We show that in edge-source diffusion dynamics the integrated concentration $N\left(t\right)$ has a universal dependence with a characteristic time scale $\tau =(\mathcal{A}∕\mathcal{P}{)}^2\pi ∕(4D)$, where $D$ is the diffusion constant while $\mathcal{A}$ and $\mathcal{P}$ are the cross-sectional area and perimeter of the domain, respectively. For the short-time dynamics we find a universal square-root asymptotic dependence $N\left(t\right)=N_0\sqrt{t∕\tau }$ while in the long-time dynamics $N\left(t\right)$ saturates exponentially at $N_0$. The exponential saturation is a general feature while the associated coefficients are weakly geometry dependent.

Figure 1

A sketch of the cross section $\Omega$ (white) with boundary $\partial \Omega$ (black curve) in the $xy$ plane of a rod with translational invariance in the $z$ direction. At time $t=0$, where the concentration $c(\mathbf{r},t)$ inside $\Omega$ is zero, diffusion is suddenly turned on from the outside, where the concentration is kept at the constant value $c_0$ (gray).

Figure 2

A linear-log plot of $N\left(t\right)∕N_0$ as a function of $t∕\tau$ for a circular cross section (white circles) and for an arbitrarily shaped cross section (gray stars); both shapes are shown in the insets.
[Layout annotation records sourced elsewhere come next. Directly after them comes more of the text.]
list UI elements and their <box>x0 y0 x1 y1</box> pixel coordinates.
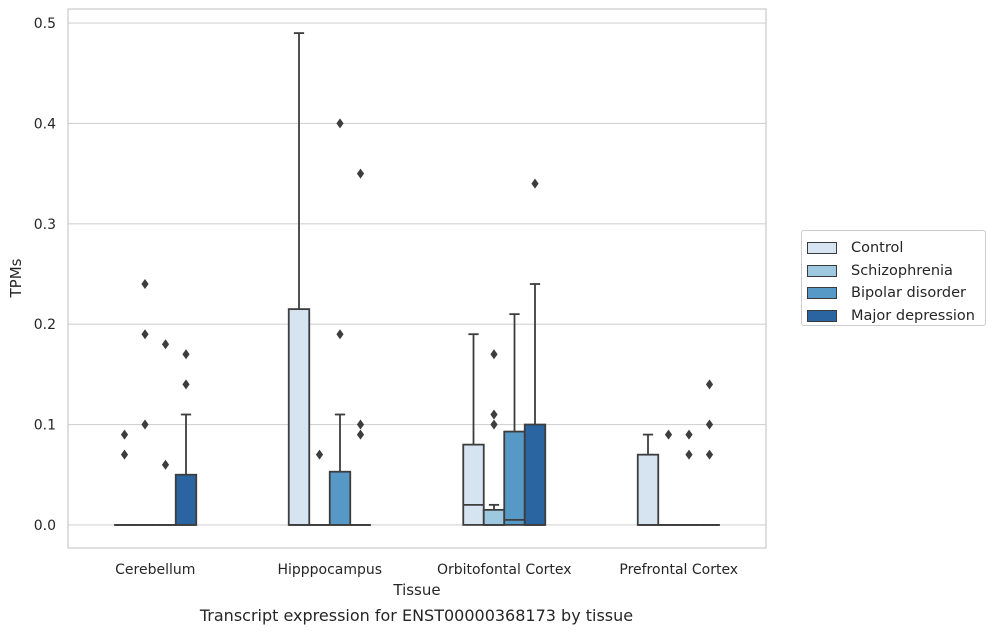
legend-item: Control <box>807 237 979 260</box>
y-tick-label: 0.0 <box>34 518 56 534</box>
outlier-point <box>356 168 365 179</box>
box-group <box>658 429 679 526</box>
outlier-point <box>315 449 324 460</box>
box-group <box>114 429 135 526</box>
outlier-point <box>490 349 498 360</box>
box <box>523 423 547 526</box>
tick-labels: 0.0 0.1 0.2 0.3 0.4 0.5 Cerebellum Hipppocampus… <box>34 16 738 578</box>
legend-swatch <box>807 242 837 255</box>
outlier-point <box>161 459 170 470</box>
y-tick-label: 0.5 <box>34 16 56 32</box>
outlier-point <box>141 419 149 430</box>
x-axis-label: Tissue <box>392 581 440 599</box>
box-group <box>155 339 176 526</box>
box-group <box>174 349 198 526</box>
x-tick-label: Cerebellum <box>115 562 195 578</box>
box-group <box>636 433 660 526</box>
outlier-point <box>182 379 190 390</box>
y-tick-label: 0.2 <box>34 317 56 333</box>
box-group <box>482 349 506 526</box>
box <box>462 443 485 526</box>
outlier-point <box>356 429 365 440</box>
y-tick-label: 0.1 <box>34 418 56 434</box>
box-group <box>309 449 330 526</box>
boxes <box>114 32 720 526</box>
box-group <box>462 333 485 526</box>
legend: Control Schizophrenia Bipolar disorder Majo… <box>801 230 986 326</box>
legend-item: Schizophrenia <box>807 260 979 283</box>
x-tick-label: Orbitofontal Cortex <box>437 562 572 578</box>
x-tick-label: Hipppocampus <box>277 562 382 578</box>
outlier-point <box>120 429 129 440</box>
outlier-point <box>336 329 344 340</box>
box-group <box>328 118 352 526</box>
outlier-point <box>490 419 498 430</box>
outlier-point <box>182 349 190 360</box>
box-group <box>503 313 526 526</box>
box-group <box>287 32 311 526</box>
box-group <box>134 279 156 526</box>
box <box>328 470 352 526</box>
outlier-point <box>531 178 539 189</box>
outlier-point <box>705 449 714 460</box>
y-tick-label: 0.3 <box>34 217 56 233</box>
outlier-point <box>336 118 344 129</box>
y-tick-label: 0.4 <box>34 116 56 132</box>
y-axis-label: TPMs <box>7 258 25 298</box>
legend-item: Bipolar disorder <box>807 282 979 305</box>
outlier-point <box>490 409 498 420</box>
legend-swatch <box>807 287 837 300</box>
x-tick-label: Prefrontal Cortex <box>619 562 738 578</box>
box <box>174 473 198 526</box>
legend-label: Control <box>851 240 904 257</box>
legend-label: Bipolar disorder <box>851 285 966 302</box>
box <box>287 308 311 526</box>
legend-item: Major depression <box>807 305 979 328</box>
plot-frame <box>67 8 767 549</box>
box-group <box>678 429 700 526</box>
box-group <box>350 168 371 526</box>
legend-swatch <box>807 309 837 322</box>
gridlines <box>68 22 766 526</box>
outlier-point <box>141 329 149 340</box>
legend-label: Schizophrenia <box>851 262 953 279</box>
box <box>503 430 526 526</box>
box-group <box>523 178 547 526</box>
outlier-point <box>141 279 149 290</box>
outlier-point <box>664 429 673 440</box>
box <box>482 508 506 526</box>
outlier-point <box>161 339 170 350</box>
box-group <box>699 379 720 526</box>
outlier-point <box>120 449 129 460</box>
outlier-point <box>356 419 365 430</box>
outlier-point <box>685 449 693 460</box>
outlier-point <box>705 379 714 390</box>
outlier-point <box>705 419 714 430</box>
legend-swatch <box>807 264 837 277</box>
legend-label: Major depression <box>851 307 975 324</box>
box <box>636 453 660 526</box>
chart-caption: Transcript expression for ENST0000036817… <box>199 606 634 625</box>
outlier-point <box>685 429 693 440</box>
The solid line shows the exact result for the circle, i.e., the first 1000 terms in the infinite series Eq. (14), the dashed line shows the short-time asymptotic expression Eq. (5), the dot-dashed line shows the long-time asymptotic expression Eq. (12) for the circle with ${\alpha }_1={\gamma }_{0,1}^2\pi ∕16$ and ${\beta }_1=4∕{\gamma }_{0,1}^2$, while the data points are the results of time-dependent finite-element simulations.

Figure 3

Plot of the deviation $\mathrm{\Delta }N\left(t\right)∕N_0$ from the circular case, Eq. (15), as a function of $t∕\tau$ for different cross sections (see insets). The data points are results of finite-element simulations. The ellipses have eccentricities 1, 1.5, 2, and 2.5, the circle sectors have angles $\pi ,2\pi ∕3,\pi ∕2$, and $\pi ∕3$, and the rectangles have aspect ratios 1, 1.5, 2, and $3$. Note how the maximal deviation is less than $\pm 0.03$ or $\pm 3\%$.

Figure 4

Plots as in Fig. 3 but here for two extreme geometries: a sector of a circular disk with angle $2\arctan (1∕30)$ and a rectangle with aspect ratio $1∕30$ (see insets). While these two shapes have nearly the same area and perimeter, the former fills more slowly than the circular cross section and the latter faster. The maximal deviations are $-6\%$ and $+10\%$, respectively.